L’Office annonce également qu’il sera procédé, le 5 septembre 2007, à l’ouverture des plis relatifs à l’appel d’offres sur offres de prix pour l’approvisionnement des minoteries industrielles en blé tendre destiné à la fabrication des farines subventionnées.
Par ailleurs et dans un communiqué rendu public jeudi 2 août, le ministère de l’Agriculture avait annoncé que «toutes les dispositions nécessaires» ont été prises pour garantir l’approvisionnement des minoteries industrielles en blé tendre destiné à la fabrication de la farine subventionnée.
Les besoins des minoteries pour la période juillet-septembre 2007 sont estimés, rappelle le ministère, à 3 millions de quintaux.
Le département de l’Agriculture a également affirmé avoir procédé à une révision à la baisse, à deux reprises, des droits d’importation de blé tendre en les ramenant à 30% et ce, depuis le 29 juin dernier.

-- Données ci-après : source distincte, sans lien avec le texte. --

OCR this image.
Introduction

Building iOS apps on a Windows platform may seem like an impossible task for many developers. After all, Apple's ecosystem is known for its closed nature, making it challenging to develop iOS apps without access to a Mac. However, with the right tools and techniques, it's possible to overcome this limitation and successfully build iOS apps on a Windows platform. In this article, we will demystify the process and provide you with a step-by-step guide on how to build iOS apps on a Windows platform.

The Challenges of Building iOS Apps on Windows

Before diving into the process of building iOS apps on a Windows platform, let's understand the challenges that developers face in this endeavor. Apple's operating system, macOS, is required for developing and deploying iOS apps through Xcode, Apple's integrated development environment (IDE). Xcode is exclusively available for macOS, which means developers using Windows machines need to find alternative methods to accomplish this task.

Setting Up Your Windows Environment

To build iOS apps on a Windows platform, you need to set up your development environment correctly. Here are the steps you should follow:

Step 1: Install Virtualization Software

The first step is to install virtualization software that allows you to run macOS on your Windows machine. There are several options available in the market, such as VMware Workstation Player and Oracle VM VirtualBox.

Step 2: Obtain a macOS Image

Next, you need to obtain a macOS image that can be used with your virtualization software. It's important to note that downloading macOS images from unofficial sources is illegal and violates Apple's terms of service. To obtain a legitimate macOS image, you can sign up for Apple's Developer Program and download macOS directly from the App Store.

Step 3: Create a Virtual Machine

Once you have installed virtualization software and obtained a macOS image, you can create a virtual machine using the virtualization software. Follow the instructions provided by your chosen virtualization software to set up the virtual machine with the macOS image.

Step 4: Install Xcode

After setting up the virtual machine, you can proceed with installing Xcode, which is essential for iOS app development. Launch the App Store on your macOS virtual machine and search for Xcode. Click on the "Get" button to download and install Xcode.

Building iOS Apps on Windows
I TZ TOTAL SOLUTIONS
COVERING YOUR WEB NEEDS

Selon une source proche du dossier, «la décision est intervenue trop tard». «Le gouvernement n’ayant pas anticipé sur les conséquences d’une mauvaise année agricole en procédant à une levée de céréale sur le marché international, alors que les prix étaient encore abordables. Aujourd’hui avec le retard que les autorités ont pris pour réduire les droits de douane couplé au renchérissement du blé sur les marchés mondiaux, les minotiers se sont rabattus sur les semences», affirme notre source. Ce qui présage, explique-t-elle, d’un début de saison agricole très difficile. Et ce d’autant que les premières livraisons du blé, objet de l’actuel appel d’offres de l’ONICL, ne sont attendues que vers la fin de cette année. Par ailleurs, il est à rappeler que les cours du blé sont restés fermes au début de cette semaine sur le marché français, principal fournisseur du Maroc. Et ce alors que les derniers chantiers de moissons ne laissent plus aucun doute sur la baisse de qualité et de rendements, ont indiqué les opérateurs, rapporte l’AFP.  Ces derniers échos de récoltes ont fait rebondir le prix du blé lundi sur le marché à terme européen (Euronext), qui, très rapidement, affichaient des cours en hausse de 0,75 à 3 euros, selon les échéances dans un volume de transactions. L’échéance de novembre s’affichait en hausse de 2 euros à 212 euros la tonne. Sur le marché physique (gré à gré), la tonne de blé standard progressait de 3 euros à 211 euros la tonne et le blé de belle qualité restait ferme à 220 euros la tonne. À ce prix sur le marché international, «même avec une baisse de 30% des droits de douane, le prix du blé reste encore en dessus de la barre des 3.000 DH la tonne», fait noter notre source. À rappeler, en outre, que les disponibilités intérieures en blé tendre ne dépassent guère les 6 millions de quintaux selon les chiffres publiés par le ministère de l’Agriculture. Ces quantités, affirme-t-on auprès du ministère, permettent de couvrir les besoins d’écrasement des minoteries industrielles pour plus de deux mois.